If instead of replacing $$T^2(t,y)$$ in Taylor's method of order two by $$a_1f(t_i+\alpha_1,y+\beta_1)$$, an altternative expression of the form $$a_1f(t,y) + a_2f(t+\alpha_2,y+\delta_2f(t,y))$$ is used, then there an infinite number of choices of the values of the four parameters. If $$a_1 = a_2 = 0.5$$ and $$\alpha_2 = \delta_2 = h$$ then the Modified Euler method is obtained with a difference equation which may be written as:

\begin{aligned} \omega_0 & = \alpha \\ \omega_{i+1} & = \omega_i + \frac{h}{2}\left[f(t,\omega_i) + f(t_{i+1}, \omega_i + hf(t_i,\omega_i)) \right], \quad i=0,\dots,N-1 \\ \end{aligned} \label{eq:rk13}

If $$a_1 = \frac{1}{4}$$, $$a_2 = \frac{3}{4}$$ and $$\alpha_2 = \delta_2 = \frac{2}{3}h$$ then Heun's method is obtained with a difference equation which may be written as:

\begin{aligned} \omega_0 & = \alpha \\ \omega_{i+1} & = \omega_i + \frac{h}{4}\left[f(t,\omega_i) + 3f\left(t_{i+1}+\frac{2}{3}h, \omega_i + \frac{2}{3}hf(t_i,\omega_i)\right) \right], \quad i=0,\dots,N-1 \\ \end{aligned} \label{eq:rk14}

The Midpoint, Modified Euler and Heun's methods are classified as Runge-Kutta methods of order two due to the order of their local truncation errors.

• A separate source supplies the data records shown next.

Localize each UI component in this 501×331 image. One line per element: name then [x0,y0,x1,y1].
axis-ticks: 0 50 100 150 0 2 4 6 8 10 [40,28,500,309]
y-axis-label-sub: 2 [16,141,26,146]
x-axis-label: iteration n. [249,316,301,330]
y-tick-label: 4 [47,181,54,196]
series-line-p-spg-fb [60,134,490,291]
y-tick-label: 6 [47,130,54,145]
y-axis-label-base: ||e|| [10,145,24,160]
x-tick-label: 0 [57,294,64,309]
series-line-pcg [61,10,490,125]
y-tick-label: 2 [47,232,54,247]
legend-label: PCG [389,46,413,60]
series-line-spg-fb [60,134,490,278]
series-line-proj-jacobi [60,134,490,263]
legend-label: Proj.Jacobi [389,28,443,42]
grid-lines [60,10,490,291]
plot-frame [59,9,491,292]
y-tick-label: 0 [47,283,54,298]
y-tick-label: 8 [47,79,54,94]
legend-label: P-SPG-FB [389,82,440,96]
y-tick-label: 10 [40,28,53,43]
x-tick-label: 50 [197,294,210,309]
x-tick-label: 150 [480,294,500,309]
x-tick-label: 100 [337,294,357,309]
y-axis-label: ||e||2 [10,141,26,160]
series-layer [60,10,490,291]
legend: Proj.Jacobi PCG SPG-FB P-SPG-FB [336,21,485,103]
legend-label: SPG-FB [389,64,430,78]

The most common Runge-Kutta method in use is the Runge-Kutta method of order four. It is derived by replacing $$T^4(t,y)$$ in Taylor's method of order four by a function of the form $$f\left(t+\alpha_1,y+\delta_1f\left(t+\alpha_2,y+\delta_2f(t,y)\right)\right)$$. In difference equation form, it may be written as:

\begin{aligned} \omega_0 & = \alpha \\ k_1 & = hf(t_i,\omega_i) \\ k_2 & = hf\left(t_i+\frac{h}{2}, \omega_i + \frac{1}{2}k_1\right) \\ k_3 & = hf\left(t_i + \frac{h}{2}, \omega_i + \frac{1}{2}k_2\right) \\ k_4 & = hf\left(t_{i+1}, \omega_i + k_3\right) \\ \omega_{i+1} & = \omega_i + \frac{1}{6}(k_1 + 2k_2 + 2k_3 + k_4), \quad i=0,\dots,N-1 \\ \end{aligned} \label{eq:rk15}

This method has local truncation error $$O(h^4)$$, provided the solution $$y(t)$$ has five continuous derivatives.